According to BBC, Uwa a first-year microbiology student at the University of Benin had gone to study at the church near her house on Wednesday, the day she was attacked and assaulted. She was found with her skirt torn and covered in blood by a security guard who had just started his shift, shortly after 6 p.m. Three days later, she passed on at a hospital. According to a police spokesperson in Edo State who spoke to BBC, Uwa died following an altercation at the church, and the incident is being treated as a murder case.
This episode is the latest in a long history which captures the dangers of the existence of the Nigerian woman. A world where their issues are trivialized, sexual rights are constantly trampled upon and their very existence is threatened by factors beyond their control. It is clear that their security cannot be guaranteed and that is reflective of the failure of the larger Nigerian society.
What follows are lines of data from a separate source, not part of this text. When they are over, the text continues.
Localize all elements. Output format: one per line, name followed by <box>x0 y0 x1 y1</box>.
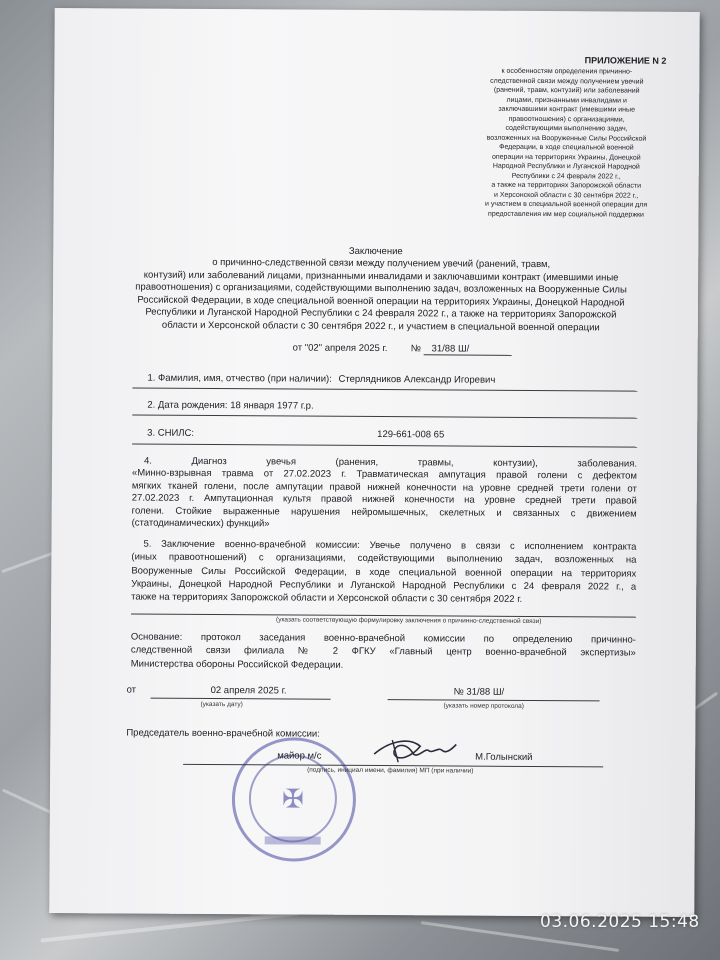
birth-field <box>147 400 313 412</box>
conclusion-title: Заключение <box>348 245 403 258</box>
name-underline <box>132 388 637 392</box>
appendix-line: к особенностям определения причинно- <box>501 67 633 76</box>
commission-line: (иных правоотношений) с организациями, содействующими выполнению задач, возложенных на <box>131 551 637 566</box>
conclusion-number: 31/88 Ш/ <box>424 343 512 356</box>
chairman-label: Председатель военно-врачебной комиссии: <box>126 727 320 740</box>
name-value: Стерлядников Александр Игоревич <box>338 373 496 386</box>
commission-caption: (указать соответствующую формулировку заключения о причинно-следственной связи) <box>276 616 542 626</box>
protocol-number-underline <box>388 699 600 701</box>
appendix-line: правоотношения) с организациями, <box>508 115 625 124</box>
basis-section <box>131 631 636 674</box>
appendix-line: Федерации, в ходе специальной военной <box>499 143 634 152</box>
signature-caption: (подпись, инициал имени, фамилия) МП (при наличии) <box>307 766 474 775</box>
conclusion-date: от "02" апреля 2025 г. <box>292 342 388 355</box>
diagnosis-line: мягких тканей голени, после ампутации правой нижней конечности на уровне средней трети голени от <box>131 480 637 495</box>
document-page <box>49 8 700 917</box>
appendix-line: возложенных на Вооруженные Силы Российской <box>486 134 647 143</box>
appendix-line: а также на территориях Запорожской области <box>491 181 642 190</box>
appendix-description <box>458 67 674 220</box>
seal-text-bar <box>265 836 321 844</box>
appendix-line: операции на территориях Украины, Донецкой <box>491 153 641 162</box>
conclusion-date-line <box>293 342 512 355</box>
snils-underline <box>132 444 637 448</box>
protocol-number: № 31/88 Ш/ <box>453 686 505 698</box>
name-label: 1. Фамилия, имя, отчество (при наличии): <box>147 372 332 385</box>
appendix-line: следственной связи между получением увечий <box>490 77 644 86</box>
commission-line: Украины, Донецкой Народной Республики и Луганской Народной Республики с 24 февраля 2022 г., а <box>131 578 637 593</box>
diagnosis-lead: 4. Диагноз увечья (ранения, травмы, контузии), заболевания. <box>143 455 638 470</box>
basis-line: следственной связи филиала № 2 ФГКУ «Главный центр военно-врачебной экспертизы» <box>130 644 636 659</box>
birth-label: 2. Дата рождения: <box>147 399 228 412</box>
commission-line: также на территориях Запорожской области и Херсонской области с 30 сентября 2022 г. <box>131 591 523 606</box>
protocol-date-caption: (указать дату) <box>200 700 243 709</box>
subtitle-line: контузий) или заболеваний лицами, признанными инвалидами и заключавшими контракт (имевшими иные <box>143 269 619 283</box>
subtitle-line: о причинно-следственной связи между получением увечий (ранений, травм, <box>212 257 551 271</box>
commission-line: 5. Заключение военно-врачебной комиссии: Увечье получено в связи с исполнением контракта <box>143 538 637 553</box>
snils-field <box>147 428 627 442</box>
appendix-line: и участием в специальной военной операции для <box>484 200 648 209</box>
appendix-header <box>458 55 674 220</box>
appendix-title: ПРИЛОЖЕНИЕ N 2 <box>584 55 667 66</box>
appendix-line: предоставления им мер социальной поддержки <box>488 210 645 219</box>
appendix-line: заключавшими контракт (имевшими иные <box>498 105 635 114</box>
subtitle-line: области и Херсонской области с 30 сентября 2022 г., и участием в специальной военной операции <box>161 319 600 333</box>
chairman-rank: майор м/с <box>277 750 322 762</box>
diagnosis-section <box>132 456 637 534</box>
appendix-line: и Херсонской области с 30 сентября 2022 г., <box>493 191 639 200</box>
subtitle-line: Республики и Луганской Народной Республики с 24 февраля 2022 г., а также на территориях Запорожской <box>145 306 617 321</box>
eagle-emblem-icon: ✠ <box>281 783 304 814</box>
snils-label: 3. СНИЛС: <box>147 427 195 439</box>
conclusion-number-prefix: № <box>410 343 421 355</box>
name-field <box>147 373 495 386</box>
birth-value: 18 января 1977 г.р. <box>230 400 314 412</box>
basis-line: Министерства обороны Российской Федерации. <box>130 658 344 671</box>
diagnosis-line: (статодинамических) функций» <box>131 517 270 530</box>
subtitle-line: Российской Федерации, в ходе специальной военной операции на территориях Украины, Донецкой Народной <box>137 294 625 309</box>
protocol-from-label: от <box>126 684 137 696</box>
diagnosis-line: голени. Стойкие выраженные нарушения нейромышечных, скелетных и связанных с движением <box>131 505 637 520</box>
commission-section <box>131 538 636 608</box>
snils-value: 129-661-008 65 <box>377 429 445 441</box>
subtitle-line: правоотношения) с организациями, содействующими выполнению задач, возложенных на Вооруженные Силы <box>135 281 627 296</box>
appendix-line: Народной Республики и Луганской Народной <box>492 162 640 171</box>
basis-line: Основание: протокол заседания военно-врачебной комиссии по определению причинно- <box>130 631 636 646</box>
diagnosis-line: «Минно-взрывная травма от 27.02.2023 г. Травматическая ампутация правой голени с дефектом <box>131 467 637 483</box>
diagnosis-line: 27.02.2023 г. Ампутационная культя правой нижней конечности на уровне средней трети правой <box>131 492 637 507</box>
appendix-line: лицами, признанными инвалидами и <box>506 96 627 105</box>
protocol-number-caption: (указать номер протокола) <box>443 702 524 710</box>
photo-timestamp: 03.06.2025 15:48 <box>540 912 700 932</box>
birth-underline <box>132 415 637 419</box>
protocol-date: 02 апреля 2025 г. <box>210 685 287 697</box>
appendix-line: Республики с 24 февраля 2022 г., <box>511 172 621 180</box>
commission-line: Вооруженные Силы Российской Федерации, в ходе специальной военной операции на территориях <box>131 565 637 580</box>
protocol-date-underline <box>151 698 331 700</box>
conclusion-subtitle <box>131 257 631 335</box>
appendix-line: содействующими выполнению задач, <box>505 124 628 133</box>
chairman-name: М.Голынский <box>475 751 533 763</box>
appendix-line: (ранений, травм, контузий) или заболеваний <box>493 86 640 95</box>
This case and the fact that it took place on church premises could also be viewed as raising cause to question the role of religion in the perpetration of these crimes. Religion should ideally serve as a balm to the weak and oppressed but has been conscripted as a tool by the oppressors. Last year, we saw the attempts to hold Abuja based “Pastor” Biodun Fatoyinbo to account fail to result in his prosecution as a result of these weakened institutions and their lack of bite. To move forward, the Nigerian religious class needs to embark on a round of self-reflection by noting the manner in which it has failed its faithful and create a regulatory mechanism to enable it to regain an element of public trust.
The Edo State Governor, Godwin Obaseki has issued a statement indicating the matter will be investigated but that should not be the first part of his response. It is imperative he takes it upon himself to make clear what his findings are to the public and ensure the Edo State Ministry of Justice is able to prosecute those who need prosecution. As a publically elected official, this is one layer of his covenant to his people.